Artigo Revisado por pares

Ekphrasis and textual consciousness

1999; Taylor & Francis; Volume: 15; Issue: 1 Linguagem: Inglês

10.1080/02666286.1999.10443976

ISSN

1943-2178

Autores

Elizabeth Bergmann Loizeaux,

Tópico(s)

Photography and Visual Culture

Resumo

Abstract When Edwin Markham's ‘The man with the hoe’ first appeared in William Randolph Hearst's progressive San Francisco Examiner in January 1899, it instantly became an emblem of the burgeoning labor movement and this century's most famous ekphrastic poem (figure 1).
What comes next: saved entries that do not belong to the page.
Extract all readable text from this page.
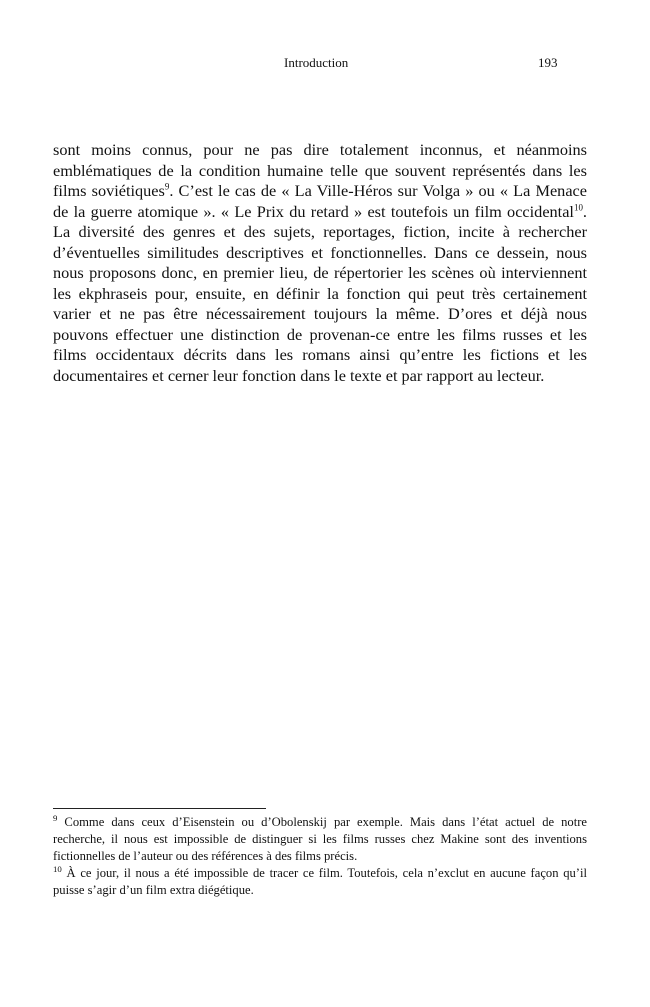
Introduction	193

sont moins connus, pour ne pas dire totalement inconnus, et néanmoins emblématiques de la condition humaine telle que souvent représentés dans les films soviétiques$^9$. C’est le cas de « La Ville-Héros sur Volga » ou « La Menace de la guerre atomique ». « Le Prix du retard » est toutefois un film occidental$^{10}$. La diversité des genres et des sujets, reportages, fiction, incite à rechercher d’éventuelles similitudes descriptives et fonctionnelles. Dans ce dessein, nous nous proposons donc, en premier lieu, de répertorier les scènes où interviennent les ekphraseis pour, ensuite, en définir la fonction qui peut très certainement varier et ne pas être nécessairement toujours la même. D’ores et déjà nous pouvons effectuer une distinction de provenan-ce entre les films russes et les films occidentaux décrits dans les romans ainsi qu’entre les fictions et les documentaires et cerner leur fonction dans le texte et par rapport au lecteur.

$^9$ Comme dans ceux d’Eisenstein ou d’Obolenskij par exemple. Mais dans l’état actuel de notre recherche, il nous est impossible de distinguer si les films russes chez Makine sont des inventions fictionnelles de l’auteur ou des références à des films précis.

$^{10}$ À ce jour, il nous a été impossible de tracer ce film. Toutefois, cela n’exclut en aucune façon qu’il puisse s’agir d’un film extra diégétique.
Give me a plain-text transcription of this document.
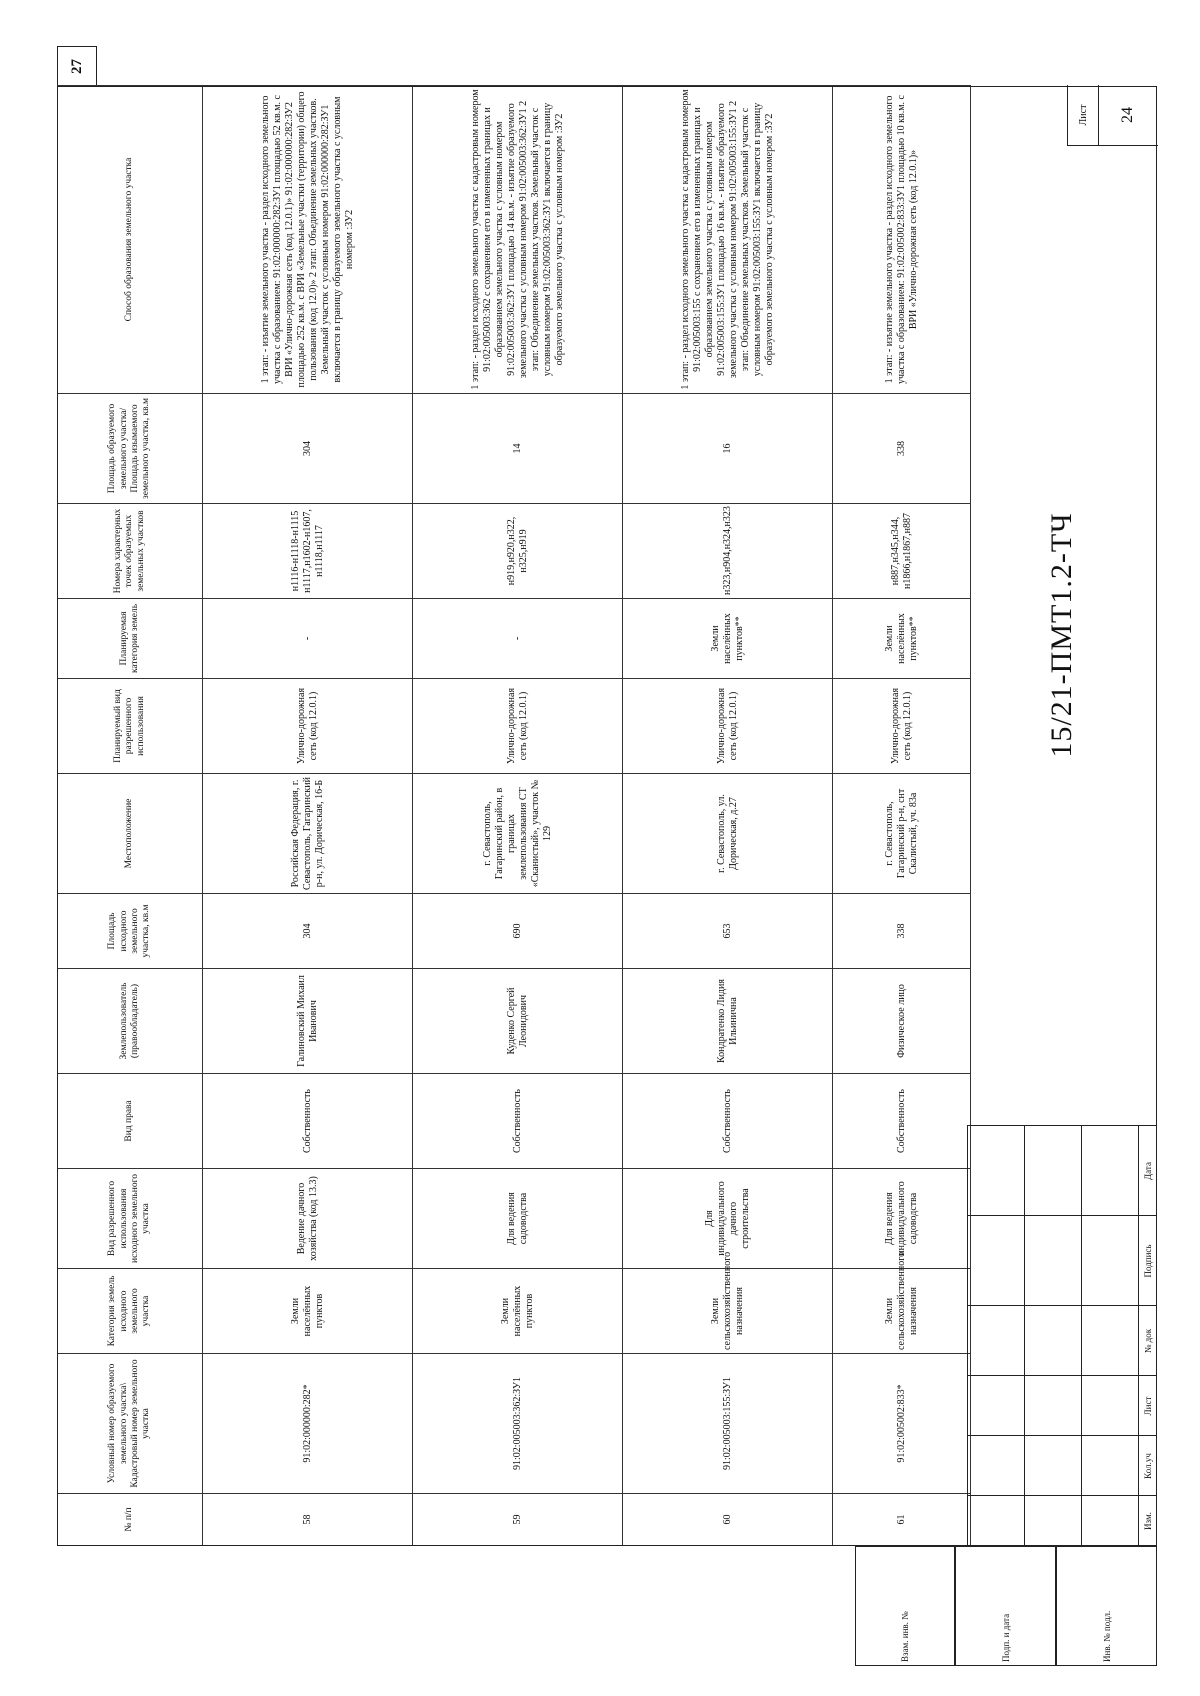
27
№ п/п	Условный номер образуемого земельного участка\ Кадастровый номер земельного участка	Категория земель исходного земельного участка	Вид разрешенного использования исходного земельного участка	Вид права	Землепользователь (правообладатель)	Площадь исходного земельного участка, кв.м	Местоположение	Планируемый вид разрешенного использования	Планируемая категория земель	Номера характерных точек образуемых земельных участков	Площадь образуемого земельного участка/Площадь изымаемого земельного участка, кв.м	Способ образования земельного участка
58	91:02:000000:282*	Земли населённых пунктов	Ведение дачного хозяйства (код 13.3)	Собственность	Галиновский Михаил Иванович	304	Российская Федерация, г. Севастополь, Гагаринский р-н, ул. Дорическая, 16-Б	Улично-дорожная сеть (код 12.0.1)	-	н1116-н1118-н1115 н1117,н1602-н1607, н1118,н1117	304	1 этап: - изъятие земельного участка - раздел исходного земельного участка с образованием: 91:02:000000:282:ЗУ1 площадью 52 кв.м. с ВРИ «Улично-дорожная сеть (код 12.0.1)» 91:02:000000:282:ЗУ2 площадью 252 кв.м. с ВРИ «Земельные участки (территории) общего пользования (код 12.0)» 2 этап: Объединение земельных участков. Земельный участок с условным номером 91:02:000000:282:ЗУ1 включается в границу образуемого земельного участка с условным номером :ЗУ2
59	91:02:005003:362:ЗУ1	Земли населённых пунктов	Для ведения садоводства	Собственность	Куденко Сергей Леонидович	690	г. Севастополь, Гагаринский район, в границах землепользования СТ «Сканистый», участок № 129	Улично-дорожная сеть (код 12.0.1)	-	н919,н920,н322, н325,н919	14	1 этап: - раздел исходного земельного участка с кадастровым номером 91:02:005003:362 с сохранением его в измененных границах и образованием земельного участка с условным номером 91:02:005003:362:ЗУ1 площадью 14 кв.м. - изъятие образуемого земельного участка с условным номером 91:02:005003:362:ЗУ1 2 этап: Объединение земельных участков. Земельный участок с условным номером 91:02:005003:362:ЗУ1 включается в границу образуемого земельного участка с условным номером :ЗУ2
60	91:02:005003:155:ЗУ1	Земли сельскохозяйственного назначения	Для индивидуального дачного строительства	Собственность	Кондратенко Лидия Ильинична	653	г. Севастополь, ул. Дорическая, д.27	Улично-дорожная сеть (код 12.0.1)	Земли населённых пунктов**	н323,н904,н324,н323	16	1 этап: - раздел исходного земельного участка с кадастровым номером 91:02:005003:155 с сохранением его в измененных границах и образованием земельного участка с условным номером 91:02:005003:155:ЗУ1 площадью 16 кв.м. - изъятие образуемого земельного участка с условным номером 91:02:005003:155:ЗУ1 2 этап: Объединение земельных участков. Земельный участок с условным номером 91:02:005003:155:ЗУ1 включается в границу образуемого земельного участка с условным номером :ЗУ2
61	91:02:005002:833*	Земли сельскохозяйственного назначения	Для ведения индивидуального садоводства	Собственность	Физическое лицо	338	г. Севастополь, Гагаринский р-н, снт Скалистый, уч. 83а	Улично-дорожная сеть (код 12.0.1)	Земли населённых пунктов**	н887,н345,н344, н1866,н1867,н887	338	1 этап: - изъятие земельного участка - раздел исходного земельного участка с образованием: 91:02:005002:833:ЗУ1 площадью 10 кв.м. с ВРИ «Улично-дорожная сеть (код 12.0.1)»
Взам. инв. №	Подп. и дата	Инв. № подл.
Изм.
Кол.уч
Лист
№ док
Подпись
Дата
15/21-ПМТ1.2-ТЧ
Лист	24
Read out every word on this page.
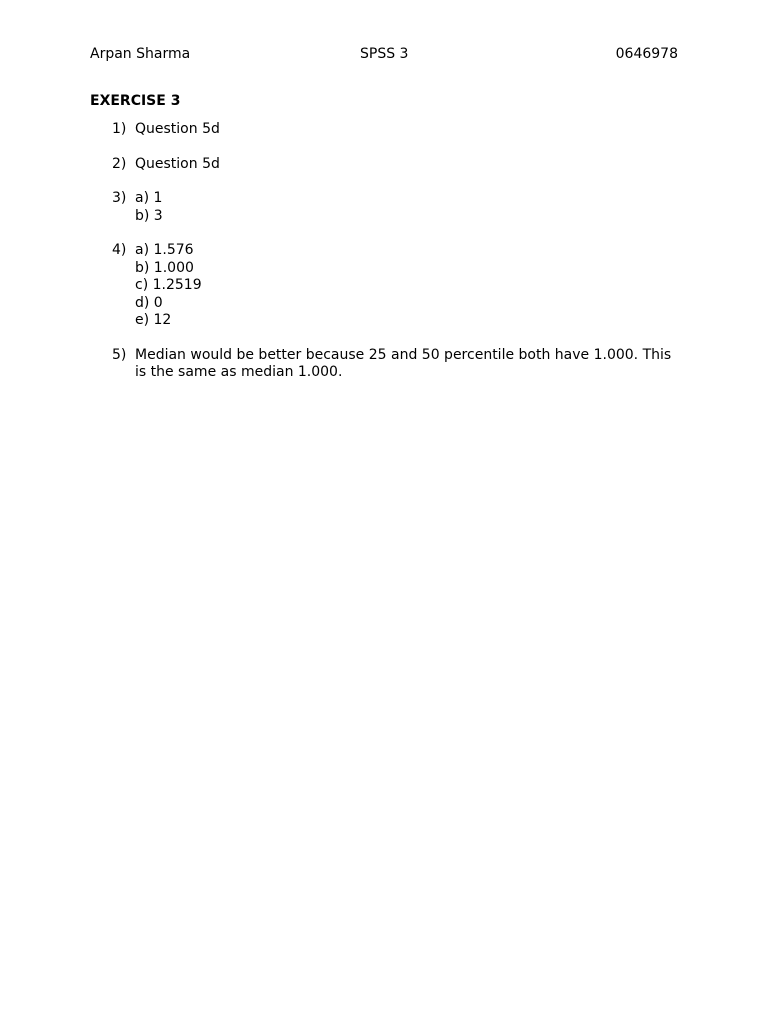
Arpan Sharma	SPSS 3	0646978
EXERCISE 3
1) Question 5d
2) Question 5d
3) a) 1
b) 3
4) a) 1.576
b) 1.000
c) 1.2519
d) 0
e) 12
5) Median would be better because 25 and 50 percentile both have 1.000. This
is the same as median 1.000.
Headed by a reproduction of François Millet's painting and flanked by advice to the lovelorn, homiletic essays, an article on why poisoners are usually women and a promotional squib by the editor on ‘'Professor Markham's virile verse’, the poem was read by the paper's working-class audience through the lens of its context. The speaker is clearly allied with the workers' cause, the newspaper — famous for taking on the unfair pricing practices of the Southern Pacific Railroad — a kind of soapbox, Millet's image of an exhausted laborer an ‘Exhibit A’ to rouse the crowds and instruct their oppressors. But when the poem was reprinted in 1916 as a tasteful limited-edition book of 300 copies meant for collectors, the context was so changed that in subtle but important ways the poem represented the image differently (figure 2). The audience projected here clearly differs, and a new prefatory ‘Comment’, while hammering home the poem's political point in high rhetoric, resituates the poet far from the soapbox, in a gallery, standing for an hour ‘before the painting’. The picture is not the image well-known to the public from newspaper reproductions, but a painting hanging on a wall, displayed by its new American owner. (There is no reproduction of it). Here, the context says, is a fellow gallery-goer warning those who visit art exhibits about the plight of the oppressed, calling on them to take heed. The rhetorical situation is suddenly delicate, the strategy complex, and it depends on the painting's being understood as an objet d'art, a respected icon of culture.